1. Protein Misfolding and Aggregation:
   * In neurodegenerative diseases, specific proteins undergo misfolding, adopting abnormal conformations that render them prone to aggregation.
   * The misfolded proteins aggregate to form insoluble structures, such as plaques or inclusion bodies.
2. Common Proteins Involved:
   * Different neurodegenerative diseases are associated with the aggregation of specific proteins. For example:
   * Alzheimer’s disease is characterized by the aggregation of beta-amyloid and tau proteins.
   * Parkinson’s disease involves the aggregation of alpha-synuclein.
   * Huntington’s disease is associated with the aggregation of mutant huntingtin protein.
3. Toxicity of Protein Aggregates:
   * The accumulation of protein aggregates can have toxic effects on neurons.
   * These aggregates may disrupt cellular processes, interfere with normal protein degradation mechanisms, and induce cellular stress.
4. Impaired Proteostasis:
   * Proteostasis refers to the maintenance of proper protein folding, trafficking, and degradation within cells.
   * Protein aggregates can overwhelm the cellular proteostasis machinery, leading to the accumulation of misfolded proteins and further exacerbating cellular dysfunction.

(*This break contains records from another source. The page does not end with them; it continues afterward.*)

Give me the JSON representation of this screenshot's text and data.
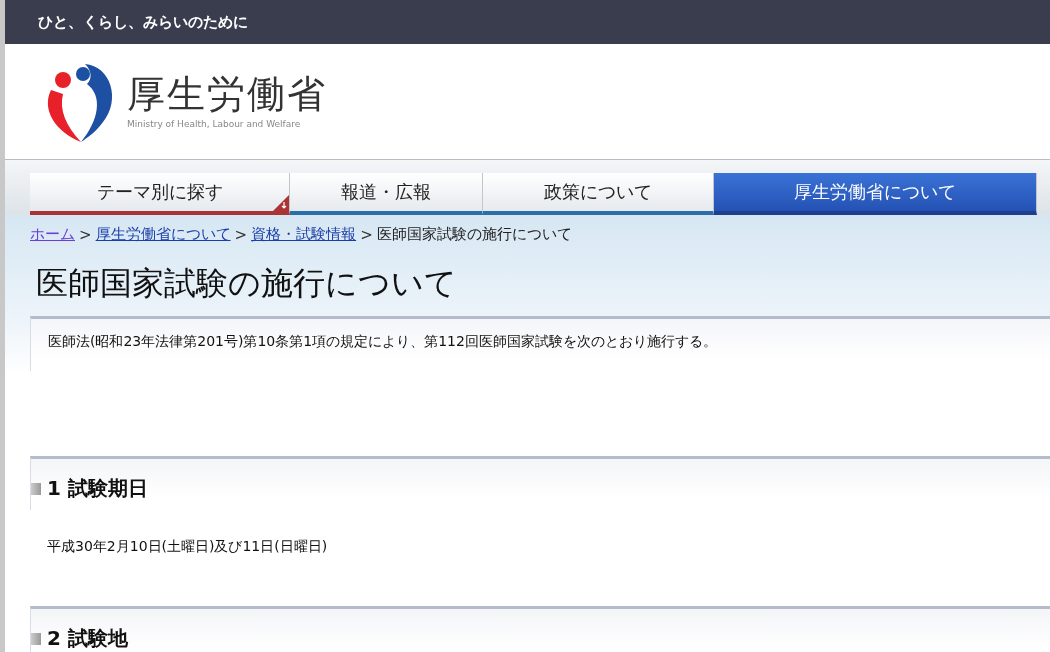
{
  "top_bar": {
    "tagline": "ひと、くらし、みらいのために"
  },
  "header": {
    "logo_title": "厚生労働省",
    "logo_subtitle": "Ministry of Health, Labour and Welfare"
  },
  "nav_tabs": [
    {
      "label": "テーマ別に探す",
      "selected": false,
      "dropdown": true
    },
    {
      "label": "報道・広報",
      "selected": false,
      "dropdown": false
    },
    {
      "label": "政策について",
      "selected": false,
      "dropdown": false
    },
    {
      "label": "厚生労働省について",
      "selected": true,
      "dropdown": false
    }
  ],
  "breadcrumb_separators": [
    ">",
    ">",
    ">"
  ],
  "breadcrumb": [
    {
      "label": "ホーム",
      "link": true,
      "visited": true
    },
    {
      "label": "厚生労働省について",
      "link": true,
      "visited": false
    },
    {
      "label": "資格・試験情報",
      "link": true,
      "visited": false
    },
    {
      "label": "医師国家試験の施行について",
      "link": false,
      "visited": false
    }
  ],
  "page_title": "医師国家試験の施行について",
  "intro": "医師法(昭和23年法律第201号)第10条第1項の規定により、第112回医師国家試験を次のとおり施行する。",
  "sections": [
    {
      "heading": "1 試験期日",
      "body": "平成30年2月10日(土曜日)及び11日(日曜日)"
    },
    {
      "heading": "2 試験地"
    }
  ]
}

5. Neuronal Dysfunction and Death:
   * The presence of protein aggregates is often associated with synaptic dysfunction and impaired neuronal function.
   * Over time, the continued accumulation of aggregates can lead to neuronal death, contributing to the progressive nature of neurodegenerative diseases.
6. Spread of Aggregates:
   * In some neurodegenerative diseases, there is evidence that misfolded proteins can spread from cell to cell.
   * This spreading mechanism may contribute to the progressive nature of the diseases, as aggregates propagate through interconnected regions of the nervous system.
7. Inflammatory Response:
   * The presence of protein aggregates can trigger an inflammatory response in the brain.
   * Inflammation is thought to contribute to the progression of neurodegenerative diseases and may exacerbate neuronal damage.